Ramona was horrified that LuAnn would send her children away, because she wants her daughter to be close by so she can love her .  Kinda creepy.  Kinda Vicki Gunvalson-ish  Then Jill told them about her arthritis benefit, and Ramona said she couldn't do it because she was just too busy! Then she remembered that her daughter had arthritis and yeah, maybe she could help

Meanwhile, Simon and Alex were wandering around their crumbling shack, talking about spa treatments. Part of the "package" of renting their shitty shack  was that a comically big-breasted psychic/masseuse/sauna-turner-on-er would come by the house and be horrified by Simon's physique. She wasn’t the only one horrified. Alex said she was just always too damn busy in the city to get proper spa treatments, but she probably owed this to herself as their Hamptons trip had been anything but relaxing! What with all the parties and  social climbing.

So Jeana , the homeowner, showed up and Simon was clad only in a towel. After she recovered from the stroke, she  escorted them to a closet that someone had put a hibachi in. This was known as the Sauna at Hill House. Simon loved sitting in a dark room full of steam.  Then it was time for strange warm things to be wrapped around Simon's body while his wife was at the pool,  As Simon lay there, he wanted to remind us that just because he simply adored spa treatments and got them all the time, it doesn't mean he's gay. Right, Simon.  Alex got a card reading that said she was coming into property soon. She was thrilled.

Kelly  fell off a horse. Oh well.

Next up the Countess took her soon-to-be-departing daughter and all of her friends to a nice lunch. Oh how nice! LuAnn wants to wish her daughter bon voyage! Yay! And what does any girl who's about to leave everyone she knows behind to go to a strange school faraway want to do with her last hours in the Hamptons? Listen to her pseudo-mother go on about proper manners, as will be demonstrated in her NEW BOOK. So, yes, Countess  used her daughter's farewell luncheon to plug her new book while the poor fleeing girl's friends looked on in horror.

Bethenny Frankel  Jill Zarin, and Countess went to a gay party that was supposedly attended by a who's-who of New York's gay glitterati. Which, in Real Housewives-speak, translates to a bunch of old men wearing salmon-colored shirts and weeping. Countess wore a big costume of large glasses and a turban, while Bethenny cut up a rug with a bunch of gay dudes who she'd previously screamed at.  For being gay while she’s looking for a man. It was enlightening and enriching. There were hotdogs there!! Get it?????

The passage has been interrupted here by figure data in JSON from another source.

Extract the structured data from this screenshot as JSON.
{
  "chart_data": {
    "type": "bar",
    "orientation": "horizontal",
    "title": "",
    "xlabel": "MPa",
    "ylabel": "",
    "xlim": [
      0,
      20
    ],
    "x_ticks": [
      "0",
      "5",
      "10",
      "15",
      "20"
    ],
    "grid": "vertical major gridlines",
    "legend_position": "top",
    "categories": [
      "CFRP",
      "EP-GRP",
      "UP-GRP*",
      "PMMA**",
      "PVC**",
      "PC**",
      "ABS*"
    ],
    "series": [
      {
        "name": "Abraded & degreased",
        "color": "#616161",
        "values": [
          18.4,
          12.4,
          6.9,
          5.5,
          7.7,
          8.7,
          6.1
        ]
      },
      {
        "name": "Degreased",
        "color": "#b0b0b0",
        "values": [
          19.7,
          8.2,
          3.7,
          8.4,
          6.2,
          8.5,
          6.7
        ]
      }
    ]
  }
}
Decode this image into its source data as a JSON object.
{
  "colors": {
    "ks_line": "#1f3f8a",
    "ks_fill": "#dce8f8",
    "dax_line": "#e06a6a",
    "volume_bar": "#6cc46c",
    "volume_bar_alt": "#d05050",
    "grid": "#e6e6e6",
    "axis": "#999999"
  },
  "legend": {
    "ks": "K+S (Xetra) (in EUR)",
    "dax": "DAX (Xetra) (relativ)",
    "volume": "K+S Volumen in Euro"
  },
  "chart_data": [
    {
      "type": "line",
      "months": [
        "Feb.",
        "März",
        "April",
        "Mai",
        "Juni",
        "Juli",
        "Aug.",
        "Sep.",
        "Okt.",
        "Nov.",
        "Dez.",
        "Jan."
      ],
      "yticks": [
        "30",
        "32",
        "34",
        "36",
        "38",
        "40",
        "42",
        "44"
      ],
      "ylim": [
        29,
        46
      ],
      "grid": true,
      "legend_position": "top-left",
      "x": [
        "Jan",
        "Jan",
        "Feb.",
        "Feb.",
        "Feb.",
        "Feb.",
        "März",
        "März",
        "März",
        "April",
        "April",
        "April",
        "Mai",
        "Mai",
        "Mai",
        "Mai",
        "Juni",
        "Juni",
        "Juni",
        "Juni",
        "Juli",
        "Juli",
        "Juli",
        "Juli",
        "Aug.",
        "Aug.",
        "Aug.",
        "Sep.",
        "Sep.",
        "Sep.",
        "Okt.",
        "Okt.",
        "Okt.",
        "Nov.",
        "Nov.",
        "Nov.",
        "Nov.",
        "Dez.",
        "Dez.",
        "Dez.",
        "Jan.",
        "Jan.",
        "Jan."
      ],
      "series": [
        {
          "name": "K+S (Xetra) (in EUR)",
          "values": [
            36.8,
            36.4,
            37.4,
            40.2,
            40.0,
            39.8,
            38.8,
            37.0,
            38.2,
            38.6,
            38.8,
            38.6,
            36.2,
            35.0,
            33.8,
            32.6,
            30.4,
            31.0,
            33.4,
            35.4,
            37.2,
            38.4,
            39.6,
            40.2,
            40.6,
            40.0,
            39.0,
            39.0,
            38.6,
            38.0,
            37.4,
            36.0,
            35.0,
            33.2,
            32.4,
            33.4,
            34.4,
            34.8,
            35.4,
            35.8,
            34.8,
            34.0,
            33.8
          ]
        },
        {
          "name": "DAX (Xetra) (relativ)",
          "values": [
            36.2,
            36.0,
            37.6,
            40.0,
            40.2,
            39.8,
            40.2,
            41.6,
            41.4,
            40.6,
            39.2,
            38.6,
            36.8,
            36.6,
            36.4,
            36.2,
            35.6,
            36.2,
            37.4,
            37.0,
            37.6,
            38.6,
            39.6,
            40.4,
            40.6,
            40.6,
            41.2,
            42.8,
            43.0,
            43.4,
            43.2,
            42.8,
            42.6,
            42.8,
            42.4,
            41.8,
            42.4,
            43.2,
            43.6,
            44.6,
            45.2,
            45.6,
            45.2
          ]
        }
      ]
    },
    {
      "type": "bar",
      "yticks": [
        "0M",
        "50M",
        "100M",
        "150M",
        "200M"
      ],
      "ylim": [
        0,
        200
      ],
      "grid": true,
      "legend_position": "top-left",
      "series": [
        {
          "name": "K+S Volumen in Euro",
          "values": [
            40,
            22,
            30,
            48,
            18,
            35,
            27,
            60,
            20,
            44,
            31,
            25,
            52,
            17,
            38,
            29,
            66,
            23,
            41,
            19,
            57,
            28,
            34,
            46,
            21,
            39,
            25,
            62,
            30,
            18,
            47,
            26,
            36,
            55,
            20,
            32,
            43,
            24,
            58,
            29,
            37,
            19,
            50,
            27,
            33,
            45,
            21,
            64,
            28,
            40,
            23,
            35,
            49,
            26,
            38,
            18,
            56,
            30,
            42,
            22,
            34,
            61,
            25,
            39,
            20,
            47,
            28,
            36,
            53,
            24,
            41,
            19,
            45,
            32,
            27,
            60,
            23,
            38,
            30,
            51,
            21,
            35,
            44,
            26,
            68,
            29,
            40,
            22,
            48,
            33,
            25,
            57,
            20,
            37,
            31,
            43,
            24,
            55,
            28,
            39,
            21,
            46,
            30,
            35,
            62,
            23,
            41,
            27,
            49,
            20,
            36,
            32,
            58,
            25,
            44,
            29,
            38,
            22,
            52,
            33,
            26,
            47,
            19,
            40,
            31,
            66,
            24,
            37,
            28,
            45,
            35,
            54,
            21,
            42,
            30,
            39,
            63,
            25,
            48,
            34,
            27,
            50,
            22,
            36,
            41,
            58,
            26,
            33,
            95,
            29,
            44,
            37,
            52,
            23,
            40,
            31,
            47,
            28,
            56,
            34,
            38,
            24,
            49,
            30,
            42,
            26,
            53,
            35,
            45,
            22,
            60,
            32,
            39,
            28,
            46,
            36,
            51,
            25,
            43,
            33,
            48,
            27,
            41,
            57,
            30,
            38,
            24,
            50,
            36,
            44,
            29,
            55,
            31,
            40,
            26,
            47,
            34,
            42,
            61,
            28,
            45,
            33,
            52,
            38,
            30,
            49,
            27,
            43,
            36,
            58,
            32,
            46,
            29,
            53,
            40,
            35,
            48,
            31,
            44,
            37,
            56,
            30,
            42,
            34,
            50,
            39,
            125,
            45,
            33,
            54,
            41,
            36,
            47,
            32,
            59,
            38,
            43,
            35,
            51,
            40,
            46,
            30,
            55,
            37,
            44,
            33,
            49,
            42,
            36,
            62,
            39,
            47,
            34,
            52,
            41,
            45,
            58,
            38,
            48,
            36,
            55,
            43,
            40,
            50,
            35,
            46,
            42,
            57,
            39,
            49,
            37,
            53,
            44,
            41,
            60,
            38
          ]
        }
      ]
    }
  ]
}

Kelly was competing in another horse show and Ramona showed up. Wearing a ridiculous outfit of safari junk on top, Bermuda shorts and heels on the bottom.  When Leather ignored her, Ramona got very upset. Well.

Ramona landed at a party that Russell Simmons was hosting for Arts and Kids and Things. She marveled at the trees and flowers that had suddenly grown large and were talking to her. Normally this would be just a regular Ramona day, but today everyone could She got in a fight with Jill about tennis that made no sense. And then.... Oh lord. And then she bumbled up to Governor Patterson, who was at the party, and, to hear Jill tell it, got in an argument with him about who was blinder. Patterson, or Ramona with her glasses off. She walked up to him and immediately asked "Aren't you blind or something?" Unbelievable.

There was a big horsey show for the fugitive daughter of the Countess and she wanted all of her friends to come. The Count was a no show. So LuAnn's feathers got publicly ruffled and Bethenny was amused in her sarcastic, sardonic, acidic way.